Published in The Micro User 6.03

Demanding musical teasers

In the January 1987 issue of The Micro User I reviewed the original Chart Challenge program and hailed it as being a must for the music buff. A year has passed since then, and Steve Close has not been idle. Spurred on by his original success, he has written the new, improved, Chart Challenge '88.

The original program consisted of a group of four quiz- orientated games that could be played in any order. They loaded their data from a total of eight 40 track data discs which spanned the years 1952 to 1985.

The 40 track version of Chart Challenge '88 is supplied on a single, reversible floppy disc. This reduction in database size has been achieved by axeing the album titles and song lyrics featured in the original game.

The new Challenge is eminently more playable that its predecessor. Under the new format, your musical knowledge is pushed to the limit in seven rounds. Your score is kept as a running total and is stored on disc when you complete the final section.
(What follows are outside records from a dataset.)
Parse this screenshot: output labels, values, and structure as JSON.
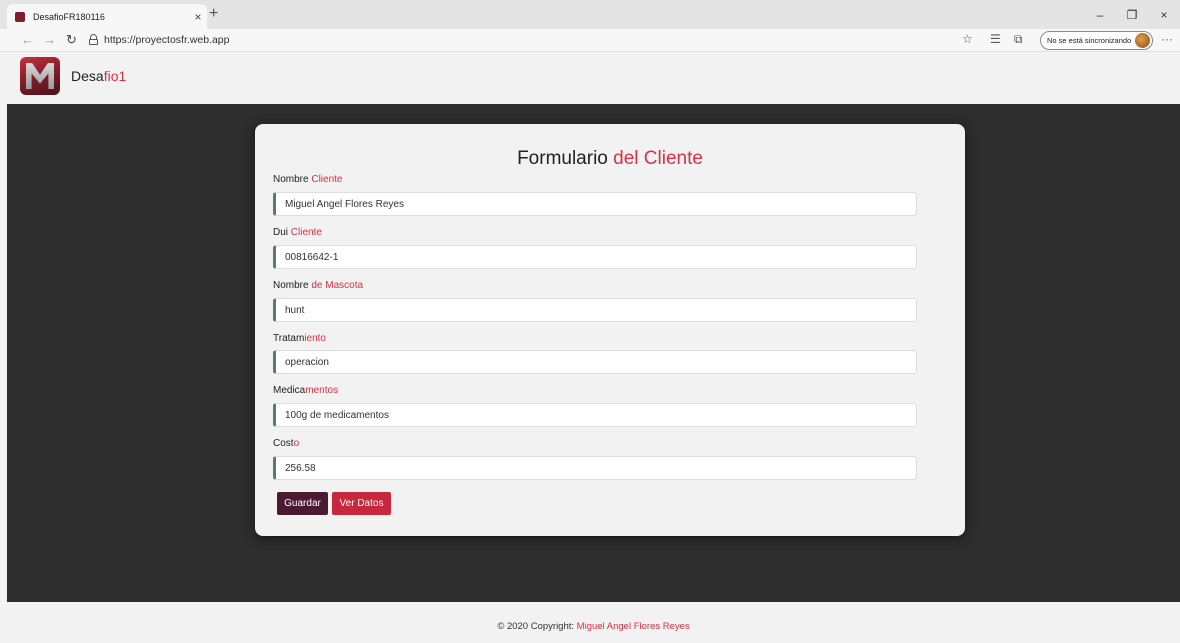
{
  "browser": {
    "tab_title": "DesafioFR180116",
    "tab_close": "×",
    "new_tab": "+",
    "url": "https://proyectosfr.web.app",
    "sync_label": "No se está sincronizando",
    "window_controls": [
      "–",
      "❐",
      "×"
    ],
    "more": "···"
  },
  "navbar": {
    "brand_prefix": "Desa",
    "brand_accent": "fio1"
  },
  "form": {
    "title_prefix": "Formulario ",
    "title_accent": "del Cliente",
    "fields": [
      {
        "label_prefix": "Nombre ",
        "label_accent": "Cliente",
        "value": "Miguel Angel Flores Reyes"
      },
      {
        "label_prefix": "Dui ",
        "label_accent": "Cliente",
        "value": "00816642-1"
      },
      {
        "label_prefix": "Nombre ",
        "label_accent": "de Mascota",
        "value": "hunt"
      },
      {
        "label_prefix": "Tratam",
        "label_accent": "iento",
        "value": "operacion"
      },
      {
        "label_prefix": "Medica",
        "label_accent": "mentos",
        "value": "100g de medicamentos"
      },
      {
        "label_prefix": "Cost",
        "label_accent": "o",
        "value": "256.58"
      }
    ],
    "save_label": "Guardar",
    "view_label": "Ver Datos"
  },
  "footer": {
    "copyright": "© 2020 Copyright: ",
    "author": "Miguel Angel Flores Reyes"
  },
  "colors": {
    "accent": "#dc2f45",
    "dark_bg": "#2d2d2d",
    "save_button": "#4a1a30",
    "view_button": "#c8283e",
    "input_border": "#5b7c63"
  }
}
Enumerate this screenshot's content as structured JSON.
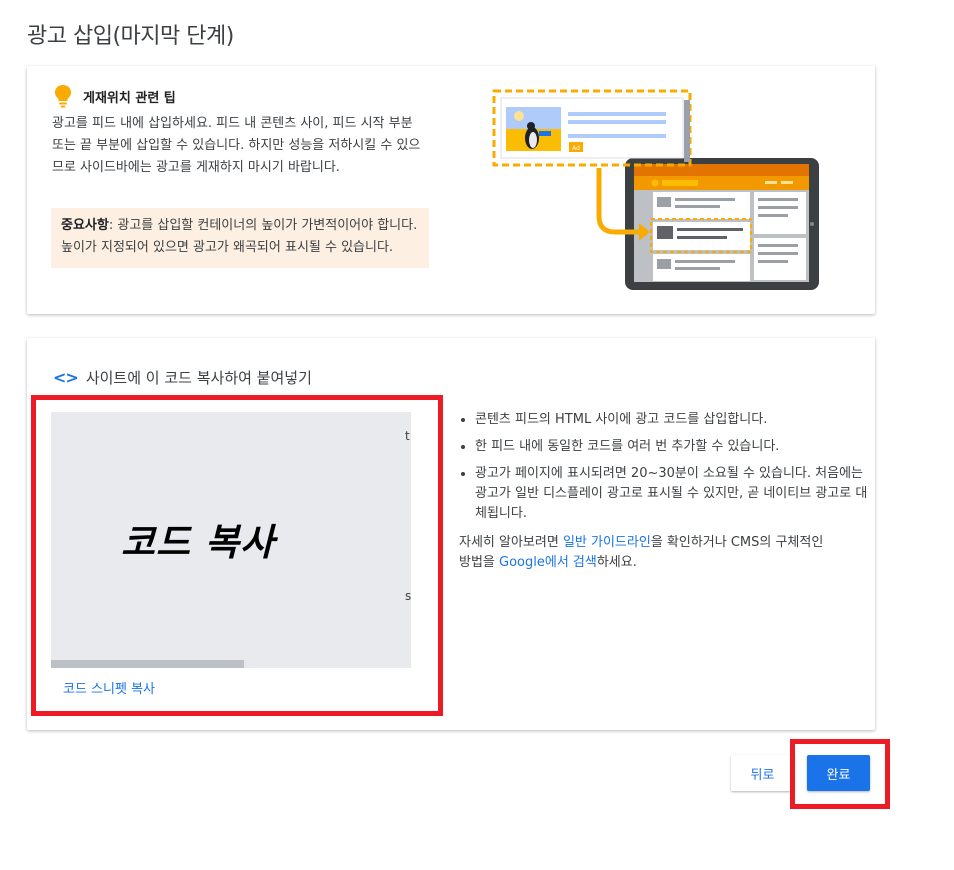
{
  "page": {
    "title": "광고 삽입(마지막 단계)"
  },
  "tips": {
    "heading": "게재위치 관련 팁",
    "body": "광고를 피드 내에 삽입하세요. 피드 내 콘텐츠 사이, 피드 시작 부분 또는 끝 부분에 삽입할 수 있습니다. 하지만 성능을 저하시킬 수 있으므로 사이드바에는 광고를 게재하지 마시기 바랍니다.",
    "important_label": "중요사항",
    "important_text": ": 광고를 삽입할 컨테이너의 높이가 가변적이어야 합니다. 높이가 지정되어 있으면 광고가 왜곡되어 표시될 수 있습니다.",
    "illustration_badge": "Ad",
    "accent_color": "#f9ab00"
  },
  "code": {
    "heading": "사이트에 이 코드 복사하여 붙여넣기",
    "overlay": "코드 복사",
    "char_top": "t",
    "char_bottom": "s",
    "copy_link": "코드 스니펫 복사",
    "bullets": [
      "콘텐츠 피드의 HTML 사이에 광고 코드를 삽입합니다.",
      "한 피드 내에 동일한 코드를 여러 번 추가할 수 있습니다.",
      "광고가 페이지에 표시되려면 20~30분이 소요될 수 있습니다. 처음에는 광고가 일반 디스플레이 광고로 표시될 수 있지만, 곧 네이티브 광고로 대체됩니다."
    ],
    "more_prefix": "자세히 알아보려면 ",
    "more_link1": "일반 가이드라인",
    "more_mid": "을 확인하거나 CMS의 구체적인 방법을 ",
    "more_link2": "Google에서 검색",
    "more_suffix": "하세요."
  },
  "buttons": {
    "back": "뒤로",
    "done": "완료"
  },
  "colors": {
    "primary": "#1a73e8",
    "highlight": "#ed1c24",
    "warning_bg": "#fdefe2"
  }
}
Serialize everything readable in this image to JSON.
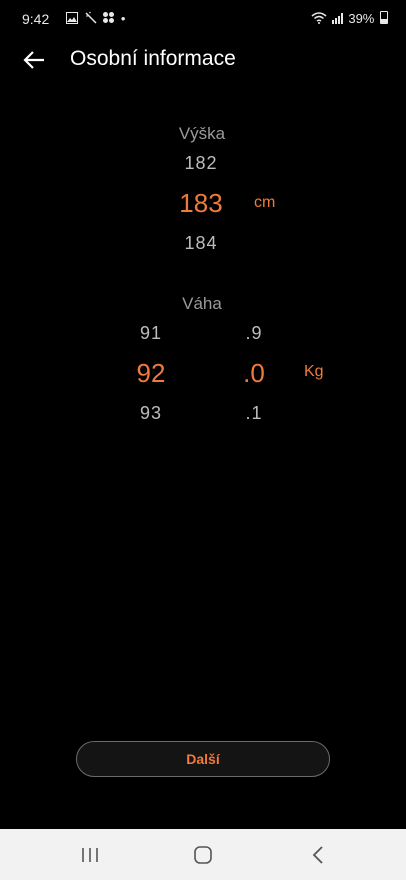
{
  "status_bar": {
    "time": "9:42",
    "battery": "39%",
    "icons": [
      "image-icon",
      "magic-wand-icon",
      "apps-icon",
      "dot-icon",
      "wifi-icon",
      "signal-icon",
      "battery-icon"
    ]
  },
  "header": {
    "title": "Osobní informace"
  },
  "height_picker": {
    "label": "Výška",
    "above": "182",
    "selected": "183",
    "below": "184",
    "unit": "cm"
  },
  "weight_picker": {
    "label": "Váha",
    "integer_above": "91",
    "integer_selected": "92",
    "integer_below": "93",
    "decimal_above": ".9",
    "decimal_selected": ".0",
    "decimal_below": ".1",
    "unit": "Kg"
  },
  "next_button": {
    "label": "Další"
  },
  "colors": {
    "accent": "#f07a3a",
    "background": "#000000",
    "navbar": "#f2f2f2"
  }
}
Options is a multiple choice, question and answer game. A question - relating to your chosen decade - is displayed on the screen with two answers below it. Select correctly and you move on to the next question.

This continues, with an increasing number of possible answers, until you answer incorrectly or the time limit expires. A much improved Hangman program constitutes round two, and here you have to guess both the single and the artist before the time limit expires and you get another go.

Link Lines begins with a 3 x 3 grid of coloured squares, with each colour representing a different era. Your task is to answer three questions in a line, either vertically, horizontally or diagonally. Success is rewarded with a new grid of increased dimensions.

Matching song titles to their artists, years released or highest chart position is the objective of Connections. As with all of the other games, the round ends with the first incorrect answer.

A ladder is used to chart your progress in round five - True or False. By giving the correct response to a displayed statement, you are moved one rung up the ladder while the first wrong answer moves you down by one rung, a second failure by two rungs, and so on.

As its name suggests, Gold Run bears more than a passing resemblance to a popular TV quiz game. The screen is filled with 20 hexagonal tiles each containing the initial letters of a song title. When you select a hexagon you are given the title, but with one word omitted - enter this to win the tile. To complete the round you must cross the screen from left to right before the time limit expires.

Options returns in round seven, but this time you can specify the number of answers that you want displayed.

The original Chart Challenge was good, and the 1988 version is magnificent. I guess I'll run out of superlatives in 1989.